中等度の知的障害なのに不支給となっていたケース(事例№7278)
相談時の状況
知的障害と診断された20代女性のお母様からご相談いただきました。
数年前、20歳になった時点でお母様が障害年金の手続きをされたところ、不支給となりました。
通所しておられるB型作業所の相談員さんに相談したところ、当センターへ行くよう言われたそうです。
社労士による見解
不支給と判断された診断書と病歴就労状況等申立書のコピーを面談にお持ちいただきました。

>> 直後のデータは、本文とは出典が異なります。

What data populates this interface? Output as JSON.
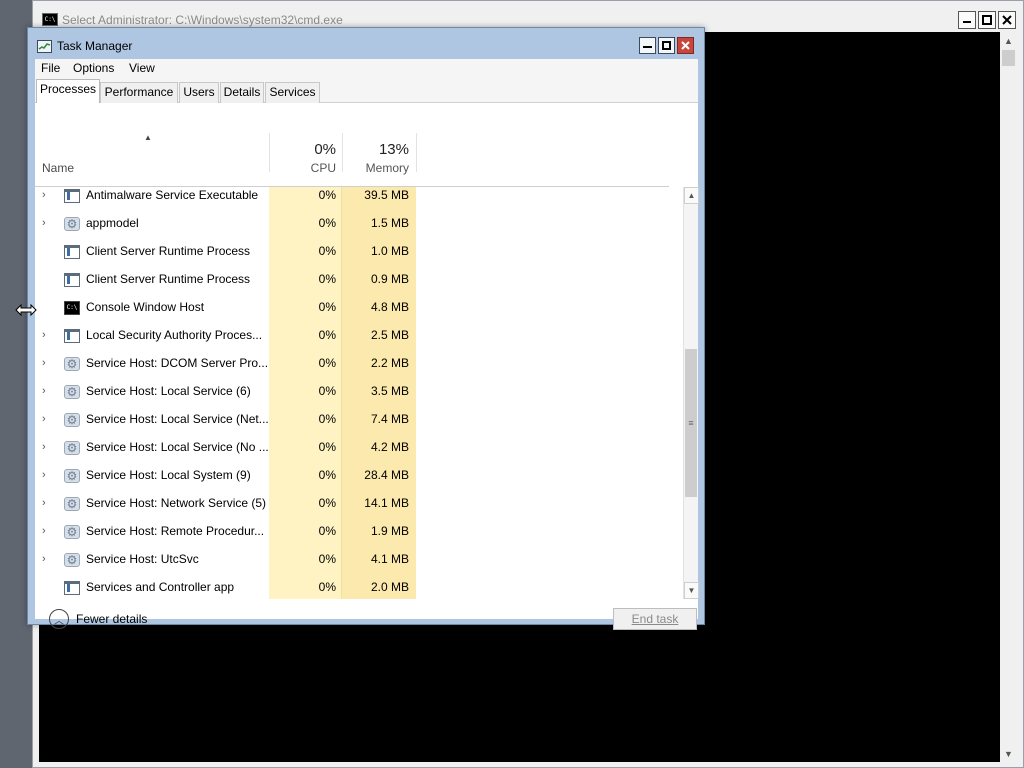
{
  "cmd_window": {
    "title": "Select Administrator: C:\\Windows\\system32\\cmd.exe",
    "icon": "console-icon"
  },
  "task_manager": {
    "title": "Task Manager",
    "icon": "task-manager-icon",
    "menu": [
      "File",
      "Options",
      "View"
    ],
    "tabs": [
      "Processes",
      "Performance",
      "Users",
      "Details",
      "Services"
    ],
    "active_tab": "Processes",
    "columns": {
      "name": "Name",
      "cpu_total": "0%",
      "cpu": "CPU",
      "memory_total": "13%",
      "memory": "Memory"
    },
    "processes": [
      {
        "name": "Antimalware Service Executable",
        "cpu": "0%",
        "memory": "39.5 MB",
        "expandable": true,
        "icon": "app-icon"
      },
      {
        "name": "appmodel",
        "cpu": "0%",
        "memory": "1.5 MB",
        "expandable": true,
        "icon": "gear-icon"
      },
      {
        "name": "Client Server Runtime Process",
        "cpu": "0%",
        "memory": "1.0 MB",
        "expandable": false,
        "icon": "app-icon"
      },
      {
        "name": "Client Server Runtime Process",
        "cpu": "0%",
        "memory": "0.9 MB",
        "expandable": false,
        "icon": "app-icon"
      },
      {
        "name": "Console Window Host",
        "cpu": "0%",
        "memory": "4.8 MB",
        "expandable": false,
        "icon": "console-icon"
      },
      {
        "name": "Local Security Authority Proces...",
        "cpu": "0%",
        "memory": "2.5 MB",
        "expandable": true,
        "icon": "app-icon"
      },
      {
        "name": "Service Host: DCOM Server Pro...",
        "cpu": "0%",
        "memory": "2.2 MB",
        "expandable": true,
        "icon": "gear-icon"
      },
      {
        "name": "Service Host: Local Service (6)",
        "cpu": "0%",
        "memory": "3.5 MB",
        "expandable": true,
        "icon": "gear-icon"
      },
      {
        "name": "Service Host: Local Service (Net...",
        "cpu": "0%",
        "memory": "7.4 MB",
        "expandable": true,
        "icon": "gear-icon"
      },
      {
        "name": "Service Host: Local Service (No ...",
        "cpu": "0%",
        "memory": "4.2 MB",
        "expandable": true,
        "icon": "gear-icon"
      },
      {
        "name": "Service Host: Local System (9)",
        "cpu": "0%",
        "memory": "28.4 MB",
        "expandable": true,
        "icon": "gear-icon"
      },
      {
        "name": "Service Host: Network Service (5)",
        "cpu": "0%",
        "memory": "14.1 MB",
        "expandable": true,
        "icon": "gear-icon"
      },
      {
        "name": "Service Host: Remote Procedur...",
        "cpu": "0%",
        "memory": "1.9 MB",
        "expandable": true,
        "icon": "gear-icon"
      },
      {
        "name": "Service Host: UtcSvc",
        "cpu": "0%",
        "memory": "4.1 MB",
        "expandable": true,
        "icon": "gear-icon"
      },
      {
        "name": "Services and Controller app",
        "cpu": "0%",
        "memory": "2.0 MB",
        "expandable": false,
        "icon": "app-icon"
      }
    ],
    "footer": {
      "fewer_details": "Fewer details",
      "end_task": "End task"
    }
  }
}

まずは診断書を拝見すると、IQ40台の中等度知的障害で、文章で書かれたこれまでの経緯や症状などを見ると日常生活に支障が出ていることがわかる内容だったのですが、等級審査上で重要視される「日常生活能力」のチェック項目が、少し実態よりも軽く書かれていました。

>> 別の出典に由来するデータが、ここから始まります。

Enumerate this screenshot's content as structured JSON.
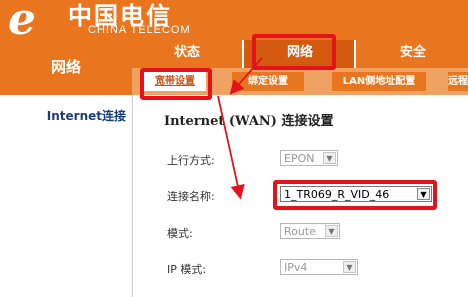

次に、お母様が書かれた病歴就労状況等申立書を拝見すると、一生懸命たくさんの情報を書かれてはいたのですが、着替えやトイレなどの「日常生活状況」のチェック項目を見ると、半分以上を「1→自発的にできた」を選択しておられました。
残念ですがこれでは、実際には日常生活に大きな支障がでていたとしても、審査する側には伝わりません。
診断書の内容も問題だったのですが、病歴就労状況等申立書の「日常生活状況」の大半を「1→自発的にできた」にしてしまうと、自分で「日常生活に支障はありません」と主張していることになりますので、落としてくださいといっているようなものなのです。

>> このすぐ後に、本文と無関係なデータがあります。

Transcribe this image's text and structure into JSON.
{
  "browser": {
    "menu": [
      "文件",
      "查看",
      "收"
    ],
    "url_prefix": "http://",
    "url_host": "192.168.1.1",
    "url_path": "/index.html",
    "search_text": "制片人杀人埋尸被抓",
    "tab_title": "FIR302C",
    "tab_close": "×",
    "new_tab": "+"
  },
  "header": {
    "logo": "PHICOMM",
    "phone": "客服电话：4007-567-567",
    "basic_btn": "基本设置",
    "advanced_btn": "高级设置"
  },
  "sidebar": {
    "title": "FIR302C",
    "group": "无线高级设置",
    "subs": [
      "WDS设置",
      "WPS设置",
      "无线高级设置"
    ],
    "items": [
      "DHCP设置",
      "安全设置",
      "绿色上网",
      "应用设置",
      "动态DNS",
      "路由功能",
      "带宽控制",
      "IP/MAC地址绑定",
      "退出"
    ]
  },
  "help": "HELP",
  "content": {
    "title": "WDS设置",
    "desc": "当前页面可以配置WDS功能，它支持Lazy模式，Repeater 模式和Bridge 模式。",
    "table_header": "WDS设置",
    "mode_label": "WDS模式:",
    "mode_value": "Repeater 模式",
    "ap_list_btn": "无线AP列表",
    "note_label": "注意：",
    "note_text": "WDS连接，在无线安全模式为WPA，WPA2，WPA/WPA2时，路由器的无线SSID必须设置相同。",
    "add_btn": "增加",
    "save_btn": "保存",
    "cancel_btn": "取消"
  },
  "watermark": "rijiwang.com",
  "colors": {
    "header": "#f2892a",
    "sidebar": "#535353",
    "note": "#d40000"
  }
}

知的障害や発達障害のお子さんの障害年金手続きを親御さんがされるケースは多いのですが、こういった病歴就労状況等申立書上の問題はよく見受けられます。
多く見られるのは、お子さんのことを悪く書きたくないという気持ちが無意識に働くためか、がんばってできるようになったことをアピールしたり、第三者がみればできていないことや異常な行動のことも、長年一緒に過ごしてきたため当たり前になってしまい申立書に書かないケースです。
障害年金の審査は提出されてきた書面のみをみて行われますので、書かれていることしか伝わりません。
受任してから申請までに行ったこと
初めにお母様から、幼少期から現在までの状況や日常生活の様子などについて、詳しくヒアリングを行いました。
ヒアリング内容に基づいて詳細な参考資料を作成し、受診時に医師へお渡しいただいたところ、正しい障害状態を理解していただくことができ、実態に即した診断書をお書きいただけました。
病歴就労状況等申立書もヒアリングに基づいて、実態に即した内容に仕上げました。
結果
無事、障害基礎年金2級に決まりました。
今回は無事に通りましたが、最近は一度不支給になると、再チャレンジの審査が厳しくなる傾向にあります。
特に知的障害や発達障害は、障害状態が変化しないはずなので、最初の診断書や病歴就労状況等申立書が実態よりも軽い内容になっていた場合でも、審査する側はその内容を正しいものとして基準にし、「変化するはずのない障害がなぜ悪化したのか?」と疑いの目でみてきます。
カルテの開示や、診断書を作成した医師に「なぜ悪化したのか?」という理由を追加で書かせたりすることなどが増えましたので、最初の申請で失敗しないよう細心の注意を払う必要があります。